A hat-trick of childcare policies are being rolled out this Autumn. But is the current approach an expensive own goal?

Published on Tax and Welfare

Childcare support is all the rage. As well as being the focus of one of the key policy announcements at Labour Conference this week, the government is rolling out not one but three new policies this Autumn. Even in these austere times, the government is spending £2bn on the introduction of Tax Free Childcare and an extra 15 free hours for working parents of 3 and 4 year olds. And as the rollout of Universal Credit (UC) is ramped up, many more low income families will find that 85 per cent of their costs will be covered by their new UC award.

So far so ambitious. And a sign of the importance recognised by all parties of providing affordable childcare. But it is important to ask whether the current approach of extending several overlapping childcare schemes is resulting in support being targeted where it is most needed, and where it leaves work incentives for many parents.
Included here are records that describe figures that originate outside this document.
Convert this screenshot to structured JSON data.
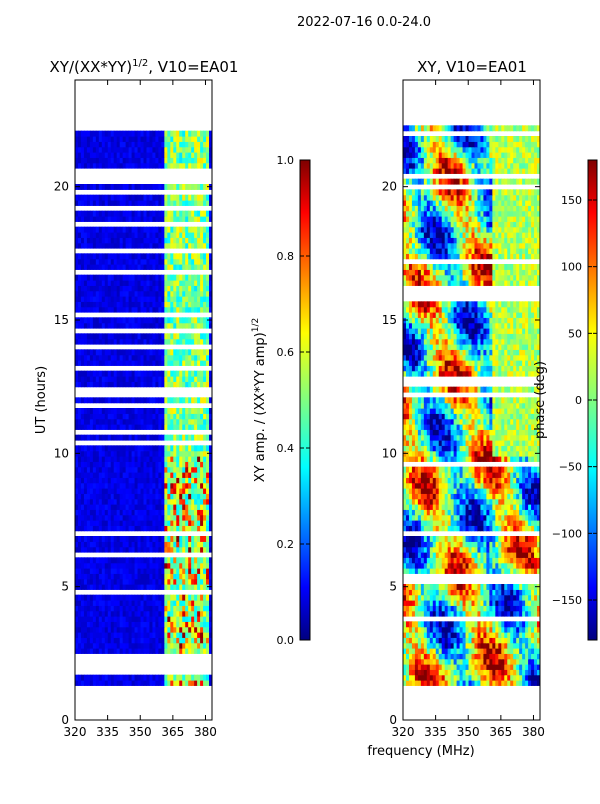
{
  "suptitle": "2022-07-16 0.0-24.0",
  "xlabel": "frequency (MHz)",
  "chart_data": [
    {
      "type": "heatmap",
      "title_main": "XY/(XX*YY)",
      "title_sup": "1/2",
      "title_tail": ", V10=EA01",
      "ylabel": "UT (hours)",
      "xlim": [
        320,
        383
      ],
      "ylim": [
        0,
        24
      ],
      "xticks": [
        320,
        335,
        350,
        365,
        380
      ],
      "yticks": [
        0,
        5,
        10,
        15,
        20
      ],
      "data_y_range": [
        1.3,
        22.3
      ],
      "colorbar": {
        "label_main": "XY amp. / (XX*YY amp)",
        "label_sup": "1/2",
        "range": [
          0.0,
          1.0
        ],
        "ticks": [
          "0.0",
          "0.2",
          "0.4",
          "0.6",
          "0.8",
          "1.0"
        ],
        "colormap": "jet"
      }
    },
    {
      "type": "heatmap",
      "title_main": "XY, V10=EA01",
      "ylabel": "",
      "xlim": [
        320,
        383
      ],
      "ylim": [
        0,
        24
      ],
      "xticks": [
        320,
        335,
        350,
        365,
        380
      ],
      "yticks": [
        0,
        5,
        10,
        15,
        20
      ],
      "data_y_range": [
        1.3,
        22.3
      ],
      "colorbar": {
        "label_main": "phase (deg)",
        "range": [
          -180,
          180
        ],
        "ticks": [
          "150",
          "100",
          "50",
          "0",
          "−50",
          "−100",
          "−150"
        ],
        "tick_values": [
          150,
          100,
          50,
          0,
          -50,
          -100,
          -150
        ],
        "colormap": "jet"
      }
    }
  ]
}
These schemes have gradually evolved since the late-1990s, when very little assistance existed at all. But ad hoc boosts to these policies is placing pressure on a now creaking system. So where are the crunch points, and how can it be fixed?

First there is the question of who are the main beneficiaries of this approach. Around three-quarters of the additional spend on extending free hours to three and four year olds this Autumn will go to the richest half of households. In part this is an inevitable outcome when focusing support on working households, especially dual earners.

Furthermore, lower income families on tax credits or Universal Credit (UC) can’t get further support from the new Tax Free Childcare policy at all. In practice families on these benefits also won’t get much benefit from the 30 free hours either as they already have at least 70 per cent of their costs covered through the childcare element of Working Tax Credit (rising to 85 per cent under UC).

A working family on the minimum wage in receipt of tax credits could gain by only £15 a week from the extra 15 free hours. That could fall to as little as £5 if they also claim Housing Benefit – an increasingly likely occurrence with more young families in the private rented sector. But why is this an issue if lower earners already receive so much support?

That takes us to the second issue – work incentives. Childcare is expensive regardless of your earnings, but what you end up taking home matters. Taking the average cost of childcare at £4.65 an hour, our analysis shows that a worker on the National Living Wage entitled to tax credits will be only 63p better off for an additional hour they work. Contrast that to a median earner with Tax Free Childcare – they would be £4.55 better off an hour. These big differences affect people’s work incentives. For many low-income families with pre-school age children there is very little incentive to progress at work.

Those low gains from working more hours could mean many try to find hours of work that simply match free provision. That equates to around 25 hours a week if you factor in travel time. If parents of young children find themselves trapped in poorly paid part-time work it can have a lasting negative impact on their chances of earning more over the rest of their life.

The additional free hours also looks set to do more to reduce costs for existing working parents rather than encouraging more parents into work. The original 15 hours of free childcare, while an important step to boost childcare provision with astonishingly high near universal take-up, actually did relatively little to boost labour supply, it tended instead to simply reduce costs for parents already using childcare to work.

Allowing parents to start accessing regular and stable childcare whatever their work status (as we do at the point that children start school) is associated with more mums working. Providing more free hours to pre-school children on a similar basis might therefore prove to be more effective in terms of boosting employment if that is the key policy objective. However, this would cost more and there are questions about the extent to which work decisions are tied into cultural norms. Labour’s proposal for universally available childcare for 2-4 year olds may be an attempt to address this issue but the recent history of childcare policy reminds us we’ll need more detail on the delivery and funding of any new policy.

It is encouraging that both parties recognise the importance of childcare and are committed to putting new funding in place. But the problems that are already bubbling up – from the risk of undersupply of new free places, possible price rises to cover funding shortfalls – show that expanding on existing policy isn’t necessarily the best way to help parents and childcare providers.

New thinking is needed on childcare. The ultimate aim should be for a simplified childcare system with clear dual aims to support child development and parental employment, rather than another decade of a hotchpotch of opportunistic tweaks and expansions.